Ce modèle a permis aussi d'affiner les explications de ce fort taux de divorces, de nos jours. D'abord, il est clair que l’évolution du cadre législatif, l’évolution des mentalités, l’accès des femmes au marché du travail et donc leur plus grande autonomie financière, leur ont permis d’opter plus souvent qu'avant pour une réponse de type exit plutôt que de rester résignées, d’où la montée tendancielle du nombre de divorce.
S’agissant des salariés dans l’entreprise, plusieurs propositions peuvent être formulées : les salariés les moins qualifiés, donc les plus exposés au chômage, ne peuvent que difficilement opter pour l’exit, contrairement aux salariés les plus qualifiés. Ils seront donc plus enclins à des réponses de type voice, mais encore faut-il qu'ils puissent s’appuyer sur des organisations représentatives (syndicats). Dans le secteur industriel, de telles organisations existent, les protestations se développent rapidement en cas de mécontentement. Dans les services, c’est beaucoup moins le cas, les syndicats sont peu présents, les salariés ne peuvent très souvent que se résigner (exemple de la grande distribution).

 

Mais ce que Hirschman a omis n'est qu'une défection dans la perception de l'homme. Il est très réducteur et très simpliste de vouloir catégoriser, de manière systématique, les réactions individuelles face au mécontentement. En d'autres termes, il peut, dans la majorité, qu'une réaction soit la suite ou la conséquence d'une autre. Il est clair qu'il est plus plausible pour un consommateur d'attendre de voir si le producteur perfectionnera le produit pour décider de choisir le voice (protestation). Insatisfait encore, il sera presque évident que c'est l'exit qui s'en suivra.

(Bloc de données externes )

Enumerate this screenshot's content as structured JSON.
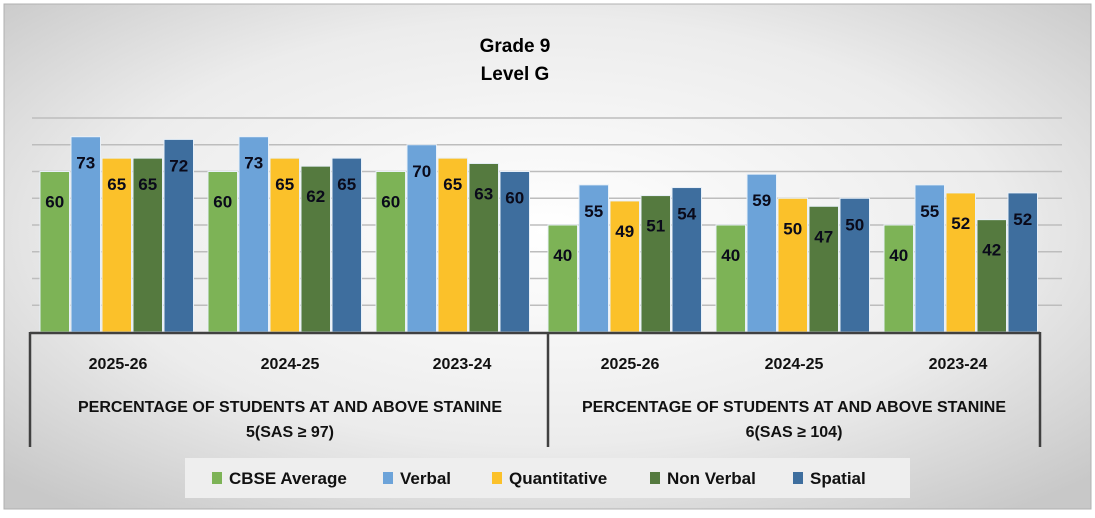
{
  "chart_data": {
    "type": "bar",
    "title": [
      "Grade 9",
      "Level G"
    ],
    "outer_categories": [
      {
        "label": [
          "PERCENTAGE OF STUDENTS AT AND ABOVE STANINE",
          "5(SAS ≥ 97)"
        ],
        "years": [
          "2025-26",
          "2024-25",
          "2023-24"
        ]
      },
      {
        "label": [
          "PERCENTAGE OF STUDENTS AT AND ABOVE STANINE",
          "6(SAS ≥ 104)"
        ],
        "years": [
          "2025-26",
          "2024-25",
          "2023-24"
        ]
      }
    ],
    "series": [
      {
        "name": "CBSE Average",
        "color": "#7DB356",
        "values": [
          60,
          60,
          60,
          40,
          40,
          40
        ]
      },
      {
        "name": "Verbal",
        "color": "#6CA3D9",
        "values": [
          73,
          73,
          70,
          55,
          59,
          55
        ]
      },
      {
        "name": "Quantitative",
        "color": "#FBC12A",
        "values": [
          65,
          65,
          65,
          49,
          50,
          52
        ]
      },
      {
        "name": "Non Verbal",
        "color": "#557A3F",
        "values": [
          65,
          62,
          63,
          51,
          47,
          42
        ]
      },
      {
        "name": "Spatial",
        "color": "#3E6E9E",
        "values": [
          72,
          65,
          60,
          54,
          50,
          52
        ]
      }
    ],
    "ylim": [
      0,
      80
    ],
    "grid": true,
    "grid_step": 10,
    "data_labels": true,
    "legend_position": "bottom"
  }
}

S'agissant de l'épouse, l'idée est plus claire : quand Mme Y a épousé M. X, elle en était très éprise. Les défauts de son mari lui sont apparus peu à peu dans la vie quotidienne. Elle était déçue, mais gardait sa confiance en l’homme qu’elle aimait et prenait patience. Elle était loyale. En l’absence d’une amélioration sensible, Mme Y est passée des doux reproches aux scènes de ménage régulières, donc à la protestation. Faute de résultats tangibles, après quelques années, elle a envisagé de se séparer de cet homme décidément insupportable. Elle choisit de faire défection.

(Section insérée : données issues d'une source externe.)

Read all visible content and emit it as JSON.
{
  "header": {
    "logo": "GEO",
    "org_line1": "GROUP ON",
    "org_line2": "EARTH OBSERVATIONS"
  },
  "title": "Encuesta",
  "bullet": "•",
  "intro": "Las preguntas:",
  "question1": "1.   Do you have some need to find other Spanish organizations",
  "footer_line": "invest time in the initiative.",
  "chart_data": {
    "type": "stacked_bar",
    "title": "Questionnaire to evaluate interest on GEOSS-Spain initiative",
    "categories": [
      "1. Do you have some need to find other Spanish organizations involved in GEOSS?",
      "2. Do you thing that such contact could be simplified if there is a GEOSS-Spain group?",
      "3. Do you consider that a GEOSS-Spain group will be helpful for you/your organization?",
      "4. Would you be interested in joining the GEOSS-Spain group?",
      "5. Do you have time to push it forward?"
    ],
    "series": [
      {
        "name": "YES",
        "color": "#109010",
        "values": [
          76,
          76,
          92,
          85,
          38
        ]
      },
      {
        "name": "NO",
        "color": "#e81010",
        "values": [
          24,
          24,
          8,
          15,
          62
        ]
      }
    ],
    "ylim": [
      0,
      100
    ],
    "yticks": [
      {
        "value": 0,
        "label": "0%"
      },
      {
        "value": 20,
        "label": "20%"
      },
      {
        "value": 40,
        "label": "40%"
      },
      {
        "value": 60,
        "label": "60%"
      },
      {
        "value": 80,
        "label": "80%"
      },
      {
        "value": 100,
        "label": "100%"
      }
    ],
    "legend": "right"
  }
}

L'idée de Hirschman semble presque parfaite. Le fond y est. Mais la forme dénote quelques imperfections. Avoir oublié que les réactions peuvent passer de loyalty vers le voice pour finir par l'exit a été l'erreur de mise en forme du modèle. Et il n'est toujours pas dit que ce ne peut être complété ; d'aucuns introduisent une quatrième et une cinquième réactions que je développerai bientôt : le sabotage et l'apathie.